I took this shot while photographing in the area, for a travel book, in September of 2008. The road looks serene and peaceful - with just the one solitary car on it. But don't let that fool you - I have found driving on some Irish roads less than "postcard perfect".

The day before, I had my first (albeit minor) traffic accident, while trying to navigate out of the narrow entrance to a B&B in Donegal Town. I scraped the front bumper to the tune of €1600. I paid the insurance excess of €250.

A week later, I was driving my (quite new) Toyota RAV 4 down a "back-road" in County Kilkenny, when a van, travelling in the opposite direction took my wing mirror clean off. The cost of that repair was €360, so I decided not to bother the insurance company and paid the lot myself.

Last weekend, I covered most of County Waterford (about 500 kilometers round trip) on the last stage of that particular photo shoot, and was dropping a companion off at her house, half an hour away from my home, when I reversed the trusty RAV into her garden wall.
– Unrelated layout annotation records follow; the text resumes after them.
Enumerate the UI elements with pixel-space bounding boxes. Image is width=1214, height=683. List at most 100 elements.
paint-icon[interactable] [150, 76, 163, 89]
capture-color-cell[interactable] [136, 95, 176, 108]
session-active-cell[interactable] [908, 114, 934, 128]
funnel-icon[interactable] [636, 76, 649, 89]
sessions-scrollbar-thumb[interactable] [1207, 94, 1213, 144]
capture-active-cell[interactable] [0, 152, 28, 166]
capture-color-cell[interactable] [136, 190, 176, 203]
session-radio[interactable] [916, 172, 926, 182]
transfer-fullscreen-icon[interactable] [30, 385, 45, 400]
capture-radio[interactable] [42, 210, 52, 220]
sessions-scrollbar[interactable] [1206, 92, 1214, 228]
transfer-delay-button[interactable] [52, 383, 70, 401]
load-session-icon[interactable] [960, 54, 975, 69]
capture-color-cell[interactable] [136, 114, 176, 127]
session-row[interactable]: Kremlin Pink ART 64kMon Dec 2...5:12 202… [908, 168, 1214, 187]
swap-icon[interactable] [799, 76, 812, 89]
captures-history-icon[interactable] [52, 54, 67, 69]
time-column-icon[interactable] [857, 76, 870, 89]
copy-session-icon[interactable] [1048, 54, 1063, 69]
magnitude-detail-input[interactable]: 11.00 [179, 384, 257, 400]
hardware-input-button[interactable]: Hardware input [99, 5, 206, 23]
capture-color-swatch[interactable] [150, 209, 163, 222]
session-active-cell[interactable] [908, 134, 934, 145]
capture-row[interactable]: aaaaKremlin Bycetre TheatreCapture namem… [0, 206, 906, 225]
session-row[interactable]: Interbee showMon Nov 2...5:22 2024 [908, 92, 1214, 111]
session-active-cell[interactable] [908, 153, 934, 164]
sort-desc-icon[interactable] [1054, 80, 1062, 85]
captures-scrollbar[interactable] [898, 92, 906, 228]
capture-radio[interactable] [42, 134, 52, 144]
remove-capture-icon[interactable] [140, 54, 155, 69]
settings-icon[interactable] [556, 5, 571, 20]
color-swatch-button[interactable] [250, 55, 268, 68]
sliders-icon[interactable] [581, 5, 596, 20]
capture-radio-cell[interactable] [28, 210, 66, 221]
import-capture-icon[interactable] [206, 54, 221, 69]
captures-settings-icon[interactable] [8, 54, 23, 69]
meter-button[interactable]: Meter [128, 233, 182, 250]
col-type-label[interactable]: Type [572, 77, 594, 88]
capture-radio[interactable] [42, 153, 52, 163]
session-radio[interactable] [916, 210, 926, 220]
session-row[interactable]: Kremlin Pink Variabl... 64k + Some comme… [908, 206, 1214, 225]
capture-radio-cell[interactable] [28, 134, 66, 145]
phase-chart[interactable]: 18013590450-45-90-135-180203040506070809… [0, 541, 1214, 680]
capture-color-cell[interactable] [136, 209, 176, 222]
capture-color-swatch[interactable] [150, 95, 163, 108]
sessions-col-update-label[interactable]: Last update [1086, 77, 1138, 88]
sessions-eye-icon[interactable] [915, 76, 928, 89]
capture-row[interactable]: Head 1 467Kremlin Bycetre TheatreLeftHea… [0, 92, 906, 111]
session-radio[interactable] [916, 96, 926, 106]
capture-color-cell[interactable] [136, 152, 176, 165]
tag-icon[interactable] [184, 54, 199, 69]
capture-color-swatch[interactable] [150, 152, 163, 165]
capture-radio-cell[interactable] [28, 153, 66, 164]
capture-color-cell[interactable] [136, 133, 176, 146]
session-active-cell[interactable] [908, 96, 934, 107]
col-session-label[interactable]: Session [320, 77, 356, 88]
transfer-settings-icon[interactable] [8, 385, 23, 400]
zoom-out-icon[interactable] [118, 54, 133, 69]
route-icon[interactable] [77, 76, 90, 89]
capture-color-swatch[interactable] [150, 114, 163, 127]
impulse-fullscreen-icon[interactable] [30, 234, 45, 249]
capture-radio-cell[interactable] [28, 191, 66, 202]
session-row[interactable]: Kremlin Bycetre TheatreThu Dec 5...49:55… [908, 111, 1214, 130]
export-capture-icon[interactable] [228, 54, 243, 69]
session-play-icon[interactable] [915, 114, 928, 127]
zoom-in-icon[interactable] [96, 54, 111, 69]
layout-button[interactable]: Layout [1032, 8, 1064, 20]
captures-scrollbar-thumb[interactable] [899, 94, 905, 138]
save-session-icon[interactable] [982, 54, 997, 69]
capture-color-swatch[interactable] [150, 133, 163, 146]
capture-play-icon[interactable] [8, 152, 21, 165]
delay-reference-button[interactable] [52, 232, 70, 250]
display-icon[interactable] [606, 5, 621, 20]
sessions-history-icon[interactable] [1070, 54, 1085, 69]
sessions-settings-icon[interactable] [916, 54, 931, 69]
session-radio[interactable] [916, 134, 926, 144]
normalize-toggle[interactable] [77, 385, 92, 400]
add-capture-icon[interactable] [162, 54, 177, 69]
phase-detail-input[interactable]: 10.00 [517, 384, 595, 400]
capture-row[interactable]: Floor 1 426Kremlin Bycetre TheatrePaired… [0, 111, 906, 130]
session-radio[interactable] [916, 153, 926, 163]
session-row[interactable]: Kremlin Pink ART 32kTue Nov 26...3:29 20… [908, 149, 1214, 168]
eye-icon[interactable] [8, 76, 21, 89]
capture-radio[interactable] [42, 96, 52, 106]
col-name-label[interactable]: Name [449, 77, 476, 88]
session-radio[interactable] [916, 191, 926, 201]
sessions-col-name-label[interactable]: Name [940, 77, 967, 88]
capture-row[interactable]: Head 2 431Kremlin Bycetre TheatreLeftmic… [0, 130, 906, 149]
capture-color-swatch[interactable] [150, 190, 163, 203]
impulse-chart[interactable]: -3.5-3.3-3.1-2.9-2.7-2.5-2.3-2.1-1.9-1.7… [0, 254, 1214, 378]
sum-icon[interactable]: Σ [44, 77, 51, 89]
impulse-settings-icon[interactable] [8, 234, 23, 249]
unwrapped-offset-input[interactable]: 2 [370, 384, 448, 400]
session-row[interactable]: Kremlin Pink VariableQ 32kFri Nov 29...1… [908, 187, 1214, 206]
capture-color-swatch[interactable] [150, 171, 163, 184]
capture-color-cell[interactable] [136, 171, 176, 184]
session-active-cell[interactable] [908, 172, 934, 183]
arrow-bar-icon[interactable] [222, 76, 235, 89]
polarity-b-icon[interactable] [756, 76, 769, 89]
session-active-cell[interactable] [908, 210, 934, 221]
The car (I now prefer to think of it as The Devil's Own Vehicle) is in for repair as I write - the total cost, this time, a paltry €700. I'm paying the excess of €250 again.

The last time I had a car accident, before the last 3, was in 1990 - and I was hit from behind, while turning right, by an uninsured and unlicensed driver. Prior to that, my accident sheet was spotless. But since August 2008, I have had 3 accidents, 2 of which were my own fault - and, strangely, I was on the same photography job at the time. And yes, I did travel extensively in the car outside of that commission.

I told the guys in the garage that a) the RAV was jinxed and b) if I come back to see them again, I will demand a ticket to the staff Christmas party.

I have just put my final invoice in for the travel book shoot - and while it is a considerable sum of money, it's worth bearing in mind that I have spent €860 on vehicle damage repairs alone - which I can't claim back on the limited "expense account" (it barely covered my hotels, food and fuel costs).

So, when you're considering your next travel photography trip - consider the hidden expenses - and hire a car!